Illegal fishing threatens fish stocks and maritime ecosystems, and it can jeopardize food security for legitimate fishers. However, the practice is difficult to monitor because of so-called dark fleets—boats that don’t appear on monitoring systems. Even if the vessels are operating legally and broadcasting their positions on the monitoring systems mandated by their country, that data is sometimes hidden from the public, limiting transparency and accountability.In the study, scientists from South Korea, Japan, Australia, and the United States combined four different technologies to piece together information about the fleets, some of which may show up using one tool but not another. These include automatic identification system (AIS), radar images, infrared imaging, and high-res optical images.
AIS is a tracking system, much like GPS, that uses transponders to send the vessel’s location at sea. Although it provides detailed movement information, only a fraction of vessels that use GPS broadcast their positions. “Most of the vessels operating do not use this and are ‘dark,’ meaning they don’t appear in public surveillance systems, and the ones that did broadcast did so relatively infrequently,” says David Kroosdma, director of research and innovation at the international nonprofit Global Fishing Watch and coauthor of the study. The ones that did broadcast AIS all originated from Chinese ports and fished in Chinese water.
To track down the vessels, this AIS data was supplemented with satellite synthetic aperture radar images—or, more simply put, pictures of boats taken from space. The satellite imagery penetrates clouds and allows researchers to identify large metal vessels, but it doesn’t regularly cover all oceans.Visible infrared imaging radiometer suite, or VIIRS, was also used. This collects global nighttime satellite imagery. It can detect vessels that use bright lights, in this case to lure squid to the surface. However, image clarity is limited by clouds. And finally, while high-resolution optical imagery can provide visual confirmation of vessel types and their activity, it is limited by clouds and is often not available at a high enough resolution, or frequently enough, to monitor fishing fleets in some sea zones.
The researchers trained a convolutional neural network to identify pair trawlers, which have a distinctive fishing pattern and comprise the largest portion of foreign vessels in the region. They used the neural network to identify the location of the fleet, and then used satellite imagery to further verify the vessels they identified as pair trawlers, and to verify the location and size of the fleet. They also used the technology to identify 3,000 smaller artisanal wooden vessels with dimmer lights, which are believed to be a North Korean fleet fishing in Russian waters in 2018.
Using a wide variety of tools allowed researchers to illuminate activities that were previously out of sight, gaining a better understanding of fishing vessels than has ever been done at this scale.

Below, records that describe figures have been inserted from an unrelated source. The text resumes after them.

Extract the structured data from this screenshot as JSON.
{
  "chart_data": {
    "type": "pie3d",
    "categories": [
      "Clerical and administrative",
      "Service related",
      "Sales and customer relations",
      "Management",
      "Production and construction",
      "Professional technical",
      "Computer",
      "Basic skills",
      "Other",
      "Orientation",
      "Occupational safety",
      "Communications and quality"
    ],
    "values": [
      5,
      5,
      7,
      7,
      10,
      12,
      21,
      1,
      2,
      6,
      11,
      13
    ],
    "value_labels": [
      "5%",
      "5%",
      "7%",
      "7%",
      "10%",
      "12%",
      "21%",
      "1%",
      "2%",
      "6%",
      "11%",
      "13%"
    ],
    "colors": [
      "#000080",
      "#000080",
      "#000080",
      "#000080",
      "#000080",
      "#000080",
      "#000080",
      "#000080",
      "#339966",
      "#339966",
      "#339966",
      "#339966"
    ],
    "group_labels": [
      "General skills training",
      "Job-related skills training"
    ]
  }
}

Global Fishing Watch says the breakthrough could signal the start of new era in ocean management, one where it’s easier to detect illegal fishing operations.Dana Goward, president of the Resilient Navigation Foundation and a former maritime navigation authority for the US, points out that circumventing tracking isn’t a new thing. “Almost as long as there has been GPS, folks have used it to track the activity of others, and others have found ways to defeat them. The problem with illegal fishing has been a particularly onerous one, especially because it allows vessels of one nation to essentially steal the resources of another,” he says. “It's a long-standing problem.”